Furthermore, this literature often assumes that civil society is an external actor which affects redistribution outside of state institutions. However, can civil society’s actors also wield influence over public policy outcomes from within state institutions?.20 To presume a rigid divide between the state and civil society may overlook other mechanisms through which civil society can impact redistribution. The relations between the state and civil society are mutually constitutive21 and studies on the institutionalization of civil society have revealed that its organizations can actively engage in processes of interaction—against, through, and within the state—without necessarily losing their autonomy.22
Throughout my doctoral thesis my purpose is to make a contribution to the literature on determinants of inequality by focusing on one civil society actor with strong redistributive pressures that has not been studied so far: social movements.
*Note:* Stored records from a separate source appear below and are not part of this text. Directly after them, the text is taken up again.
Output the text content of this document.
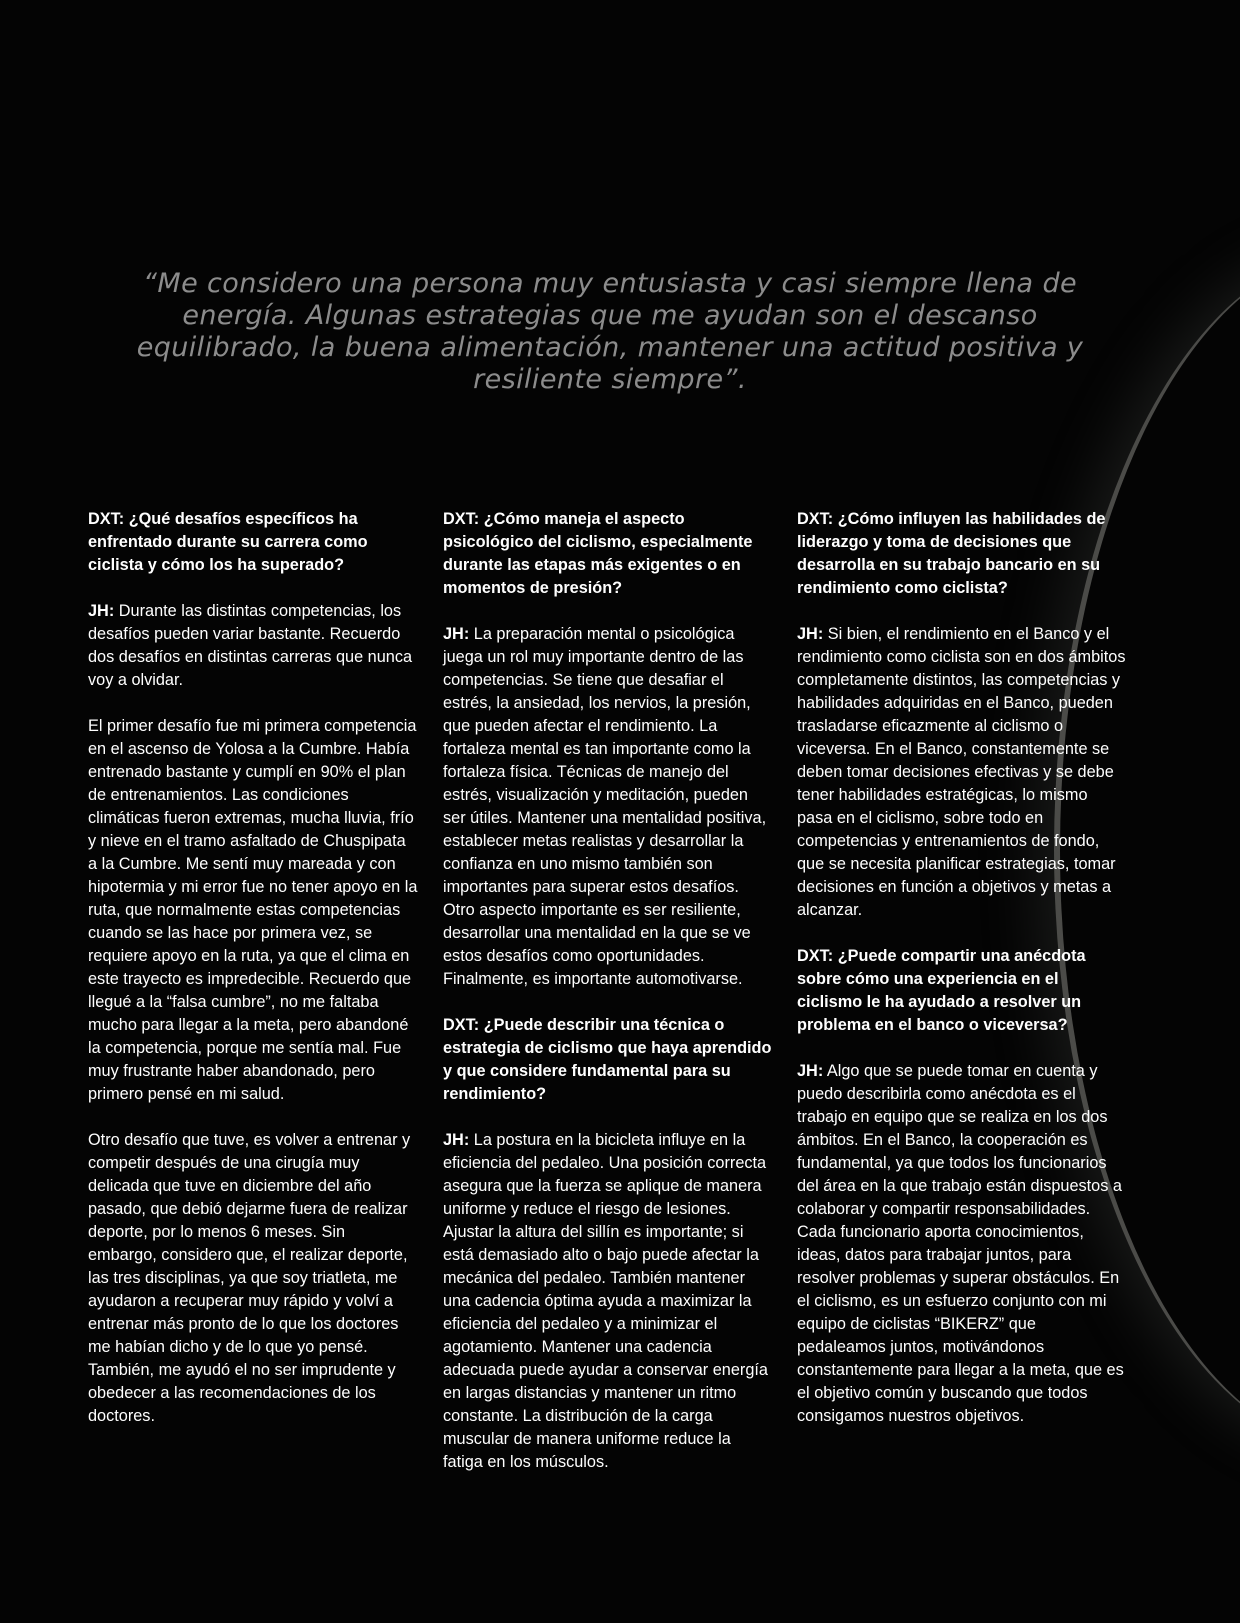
“Me considero una persona muy entusiasta y casi siempre llena de energía. Algunas estrategias que me ayudan son el descanso equilibrado, la buena alimentación, mantener una actitud positiva y resiliente siempre”.

DXT: ¿Qué desafíos específicos ha enfrentado durante su carrera como ciclista y cómo los ha superado?

JH: Durante las distintas competencias, los desafíos pueden variar bastante. Recuerdo dos desafíos en distintas carreras que nunca voy a olvidar.

El primer desafío fue mi primera competencia en el ascenso de Yolosa a la Cumbre. Había entrenado bastante y cumplí en 90% el plan de entrenamientos. Las condiciones climáticas fueron extremas, mucha lluvia, frío y nieve en el tramo asfaltado de Chuspipata a la Cumbre. Me sentí muy mareada y con hipotermia y mi error fue no tener apoyo en la ruta, que normalmente estas competencias cuando se las hace por primera vez, se requiere apoyo en la ruta, ya que el clima en este trayecto es impredecible. Recuerdo que llegué a la “falsa cumbre”, no me faltaba mucho para llegar a la meta, pero abandoné la competencia, porque me sentía mal. Fue muy frustrante haber abandonado, pero primero pensé en mi salud.

Otro desafío que tuve, es volver a entrenar y competir después de una cirugía muy delicada que tuve en diciembre del año pasado, que debió dejarme fuera de realizar deporte, por lo menos 6 meses. Sin embargo, considero que, el realizar deporte, las tres disciplinas, ya que soy triatleta, me ayudaron a recuperar muy rápido y volví a entrenar más pronto de lo que los doctores me habían dicho y de lo que yo pensé. También, me ayudó el no ser imprudente y obedecer a las recomendaciones de los doctores.

DXT: ¿Cómo maneja el aspecto psicológico del ciclismo, especialmente durante las etapas más exigentes o en momentos de presión?

JH: La preparación mental o psicológica juega un rol muy importante dentro de las competencias. Se tiene que desafiar el estrés, la ansiedad, los nervios, la presión, que pueden afectar el rendimiento. La fortaleza mental es tan importante como la fortaleza física. Técnicas de manejo del estrés, visualización y meditación, pueden ser útiles. Mantener una mentalidad positiva, establecer metas realistas y desarrollar la confianza en uno mismo también son importantes para superar estos desafíos. Otro aspecto importante es ser resiliente, desarrollar una mentalidad en la que se ve estos desafíos como oportunidades. Finalmente, es importante automotivarse.

DXT: ¿Puede describir una técnica o estrategia de ciclismo que haya aprendido y que considere fundamental para su rendimiento?

JH: La postura en la bicicleta influye en la eficiencia del pedaleo. Una posición correcta asegura que la fuerza se aplique de manera uniforme y reduce el riesgo de lesiones. Ajustar la altura del sillín es importante; si está demasiado alto o bajo puede afectar la mecánica del pedaleo. También mantener una cadencia óptima ayuda a maximizar la eficiencia del pedaleo y a minimizar el agotamiento. Mantener una cadencia adecuada puede ayudar a conservar energía en largas distancias y mantener un ritmo constante. La distribución de la carga muscular de manera uniforme reduce la fatiga en los músculos.

DXT: ¿Cómo influyen las habilidades de liderazgo y toma de decisiones que desarrolla en su trabajo bancario en su rendimiento como ciclista?

JH: Si bien, el rendimiento en el Banco y el rendimiento como ciclista son en dos ámbitos completamente distintos, las competencias y habilidades adquiridas en el Banco, pueden trasladarse eficazmente al ciclismo o viceversa. En el Banco, constantemente se deben tomar decisiones efectivas y se debe tener habilidades estratégicas, lo mismo pasa en el ciclismo, sobre todo en competencias y entrenamientos de fondo, que se necesita planificar estrategias, tomar decisiones en función a objetivos y metas a alcanzar.

DXT: ¿Puede compartir una anécdota sobre cómo una experiencia en el ciclismo le ha ayudado a resolver un problema en el banco o viceversa?

JH: Algo que se puede tomar en cuenta y puedo describirla como anécdota es el trabajo en equipo que se realiza en los dos ámbitos. En el Banco, la cooperación es fundamental, ya que todos los funcionarios del área en la que trabajo están dispuestos a colaborar y compartir responsabilidades. Cada funcionario aporta conocimientos, ideas, datos para trabajar juntos, para resolver problemas y superar obstáculos. En el ciclismo, es un esfuerzo conjunto con mi equipo de ciclistas “BIKERZ” que pedaleamos juntos, motivándonos constantemente para llegar a la meta, que es el objetivo común y buscando que todos consigamos nuestros objetivos.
How social movements interact with the state can be relevant for studying subnational inequality in Latin American countries for two reasons. In this region, the increase in inequality in the 1990s and its subsequent decline coincides with the emergence of a plurality of social movements23 and the expansion of discretionary social policies that were channeled through social movement organizations.24 Moreover, during the 2000s, social movements were incorporated in the socio-political arena and even contributed to the Argentine governing coalitions and were granted official positions in the state structure.25
Three main aspects of social movement literature can be highlighted. Firstly, there are many approaches to the concept of social movements, but there is an agreement on their basic characteristics, defining them as “informal networks of conflict-oriented interactions composed of individuals, groups, and/or organizations that, based on shared solidarities, are provided with a collective political identity and use protest as a means–among others–to present themselves in the public arena”.26 Nonetheless, we still lack a conceptualization that can be used to clearly distinguish social movements from other actors and to observe them empirically in a comparative study. Secondly, social movements’ emergence has been far more developed than their outcomes and, particularly, their relation to income while inequality still remains unexplored. Finally, social movements are mainly studied at the national level, without focusing on their subnational level interactions.
Many contributions can be made to this field of studies. Understanding the intricate relationships between social movements and income inequality can lead to more effective policies aimed at reducing disparities and promoting greater social and economic equity within and between Argentine provinces as well as subnational units of other federal states.